Tara: Just call me BAYER (bear) Aspirin, because he no longer has a headache… or a head.


* found 2 Jets *

Tara: Yes, more Jet! We can get really f*cked up.

* picks up Jet *

Tara: F*ck bojangles, fire up a few Jets and we can get Momma Murphy and she can shoot dust out her wahoo.


Tara: Dogmeat will you get the hell out of my way before I shove this gun up your ass.

Dogmeat: * whine *

Tara: You will be eating kibbles and bits through your butthole for a week!


*walks into room and finds a Mole Rat, dead, head first in a hole*

Tara: Oh look, its presenting.
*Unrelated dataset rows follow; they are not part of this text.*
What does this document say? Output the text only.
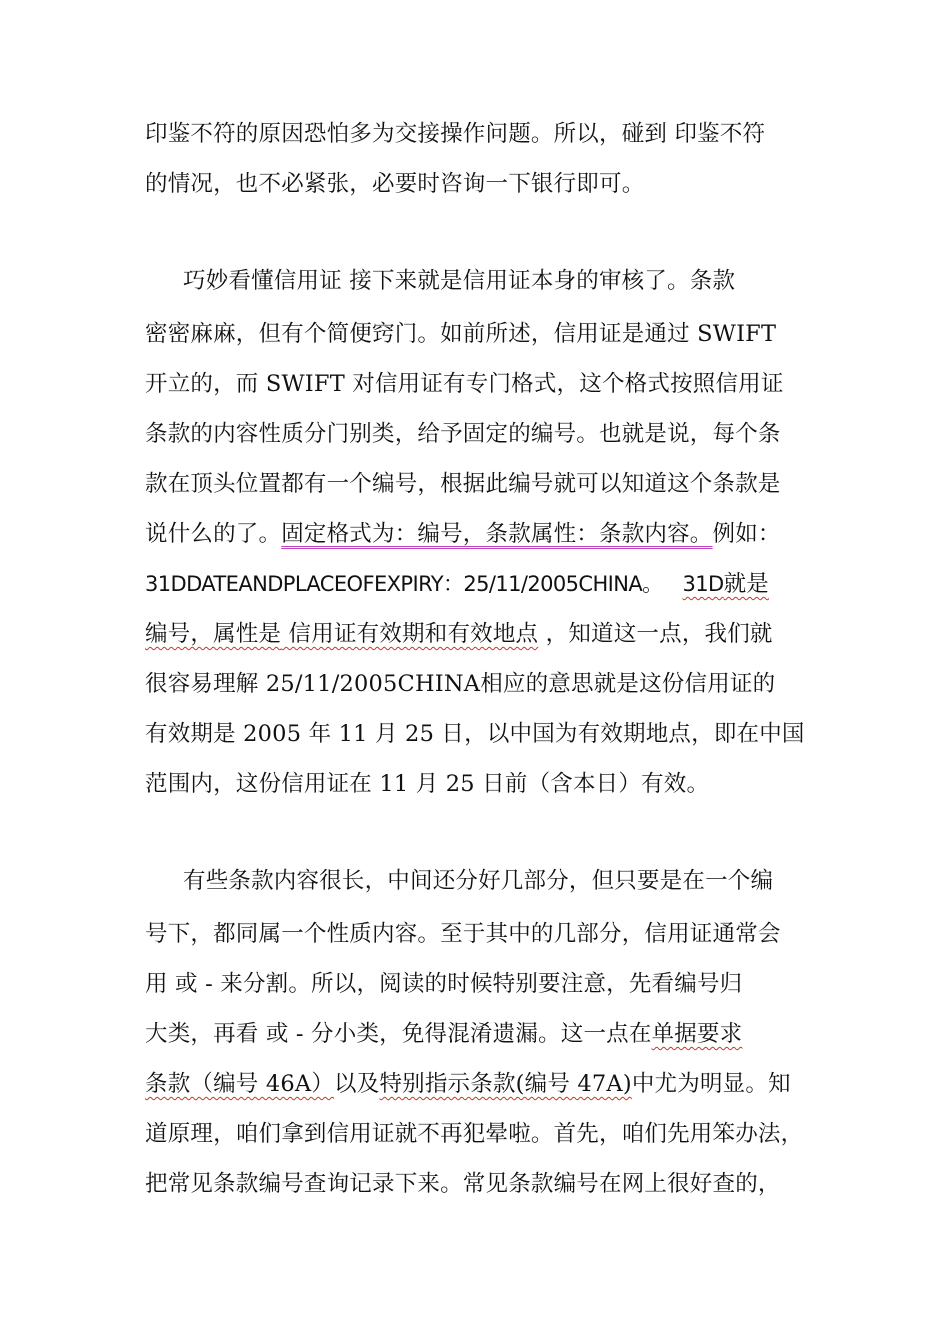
印鉴不符的原因恐怕多为交接操作问题。所以，碰到 印鉴不符
的情况，也不必紧张，必要时咨询一下银行即可。
巧妙看懂信用证 接下来就是信用证本身的审核了。条款
密密麻麻，但有个简便窍门。如前所述，信用证是通过 SWIFT
开立的，而 SWIFT 对信用证有专门格式，这个格式按照信用证
条款的内容性质分门别类，给予固定的编号。也就是说，每个条
款在顶头位置都有一个编号，根据此编号就可以知道这个条款是
说什么的了。固定格式为：编号，条款属性：条款内容。例如：
31DDATEANDPLACEOFEXPIRY：25/11/2005CHINA。 31D就是
编号，属性是 信用证有效期和有效地点 ，知道这一点，我们就
很容易理解 25/11/2005CHINA相应的意思就是这份信用证的
有效期是 2005 年 11 月 25 日，以中国为有效期地点，即在中国
范围内，这份信用证在 11 月 25 日前（含本日）有效。
有些条款内容很长，中间还分好几部分，但只要是在一个编
号下，都同属一个性质内容。至于其中的几部分，信用证通常会
用 或 - 来分割。所以，阅读的时候特别要注意，先看编号归
大类，再看 或 - 分小类，免得混淆遗漏。这一点在单据要求
条款（编号 46A）以及特别指示条款(编号 47A)中尤为明显。知
道原理，咱们拿到信用证就不再犯晕啦。首先，咱们先用笨办法，
把常见条款编号查询记录下来。常见条款编号在网上很好查的，
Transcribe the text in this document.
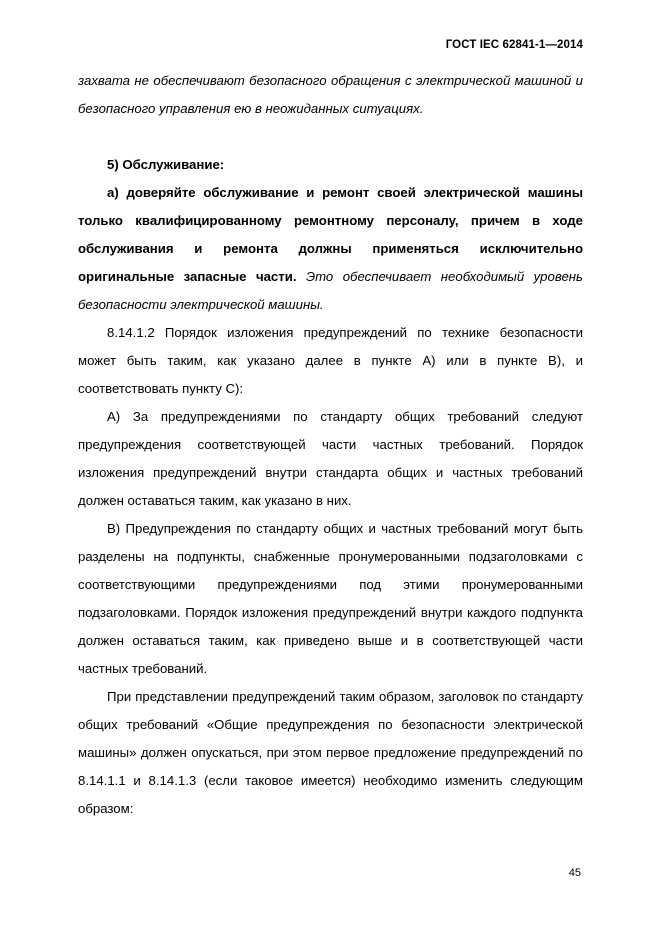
ГОСТ IEC 62841-1—2014

захвата не обеспечивают безопасного обращения с электрической машиной и безопасного управления ею в неожиданных ситуациях.

5) Обслуживание:

а) доверяйте обслуживание и ремонт своей электрической машины только квалифицированному ремонтному персоналу, причем в ходе обслуживания и ремонта должны применяться исключительно оригинальные запасные части. Это обеспечивает необходимый уровень безопасности электрической машины.

8.14.1.2 Порядок изложения предупреждений по технике безопасности может быть таким, как указано далее в пункте А) или в пункте В), и соответствовать пункту С):

А) За предупреждениями по стандарту общих требований следуют предупреждения соответствующей части частных требований. Порядок изложения предупреждений внутри стандарта общих и частных требований должен оставаться таким, как указано в них.

В) Предупреждения по стандарту общих и частных требований могут быть разделены на подпункты, снабженные пронумерованными подзаголовками с соответствующими предупреждениями под этими пронумерованными подзаголовками. Порядок изложения предупреждений внутри каждого подпункта должен оставаться таким, как приведено выше и в соответствующей части частных требований.

При представлении предупреждений таким образом, заголовок по стандарту общих требований «Общие предупреждения по безопасности электрической машины» должен опускаться, при этом первое предложение предупреждений по 8.14.1.1 и 8.14.1.3 (если таковое имеется) необходимо изменить следующим образом:

45
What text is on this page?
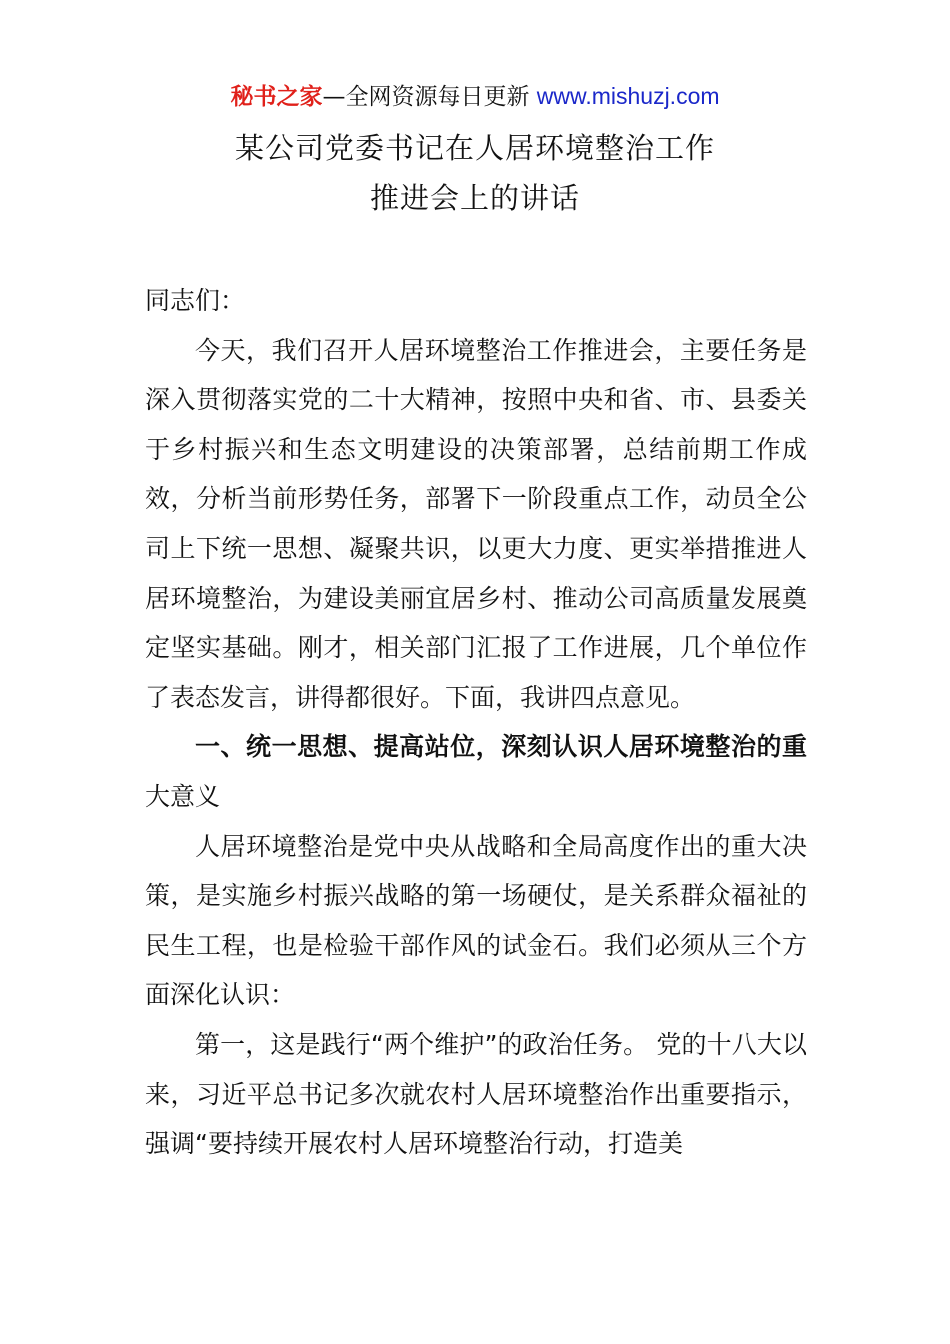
秘书之家—全网资源每日更新 www.mishuzj.com
某公司党委书记在人居环境整治工作
推进会上的讲话

同志们：

今天，我们召开人居环境整治工作推进会，主要任务是深入贯彻落实党的二十大精神，按照中央和省、市、县委关于乡村振兴和生态文明建设的决策部署，总结前期工作成效，分析当前形势任务，部署下一阶段重点工作，动员全公司上下统一思想、凝聚共识，以更大力度、更实举措推进人居环境整治，为建设美丽宜居乡村、推动公司高质量发展奠定坚实基础。刚才，相关部门汇报了工作进展，几个单位作了表态发言，讲得都很好。下面，我讲四点意见。

一、统一思想、提高站位，深刻认识人居环境整治的重大意义

人居环境整治是党中央从战略和全局高度作出的重大决策，是实施乡村振兴战略的第一场硬仗，是关系群众福祉的民生工程，也是检验干部作风的试金石。我们必须从三个方面深化认识：

第一，这是践行“两个维护”的政治任务。 党的十八大以来，习近平总书记多次就农村人居环境整治作出重要指示，强调“要持续开展农村人居环境整治行动，打造美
It’s like the blow up doll for the Mole Rat Community…


* Shoots Raider in the ass with a Sniper Rifle *

Tara: I just gave her an enema… the Bullet Enema… and the flavor was LEAD BABY….

Piper: * Silence *

Tara: Come on that was good… ok it wasn’t give me a break.

Ginger Snaps

Ginger finishes killing a dragon…

GINGER: ohhh yeah… feel that soul. I am like the tampon of dragon souls.


Forge Lady: Are you looking for protection or deal some damage?

Ginger: I want to deal some damage… to your puussyyy…. I wanna crush it.


*sinks her blade into the enemy*

Ginger: Eat my b..b…blade… or eat… eat… something, just don’t eat me… leave that too Arissa.

Svana Titanborn

Svana: I smell a trap!

NPC: It might be a trap!

Svana: Unless that is your panties… * choking sound *


Svana: F*uck me in the goat ass.

Totes McGoats: * BAHHHHHHHHHHHH!!! *

Svana: Oh no, don’t f*ck me in the goat ass, or… don’t f*ck totes in the ass…

Svana: Just don’t f*ck anyone in the goat ass, ok?


NPC: Blow his great horn.

Svana: I am not blowing no one… and if I find out this orcs wiener is called the “Great Horn” I’m coming back here and kicking your ass!


NPC: I do not dismiss rumors out of hand, whether there is an actual library or it could be or a fiery pit of Daedra.

Svana: I hope that is not a code for your vagina.


NPC: The guards will let you come and go…

Svana: Jebus, is this common knowledge, it’s like I have a GoPro on my vagina.


Svana: How much dump is enough dump Toats?

Toats: BAHHHH

Svana: How much dump is a dump dump dump is a dump dump dump dump dump…


Argonian that was saved: Branches part and I am free! (She runs off)

Svana: Branches part and I let one go… and poor totes is always behind me, he has one tough nose

Toats: BAHHHH

Another Argonian writhing in pain: Whats wrong? You smell my farts too?

Damnation

Guacamole: I will have a hero’s end.

Rourke: I have a hero’s end, but what comes out of it is pretty villainous.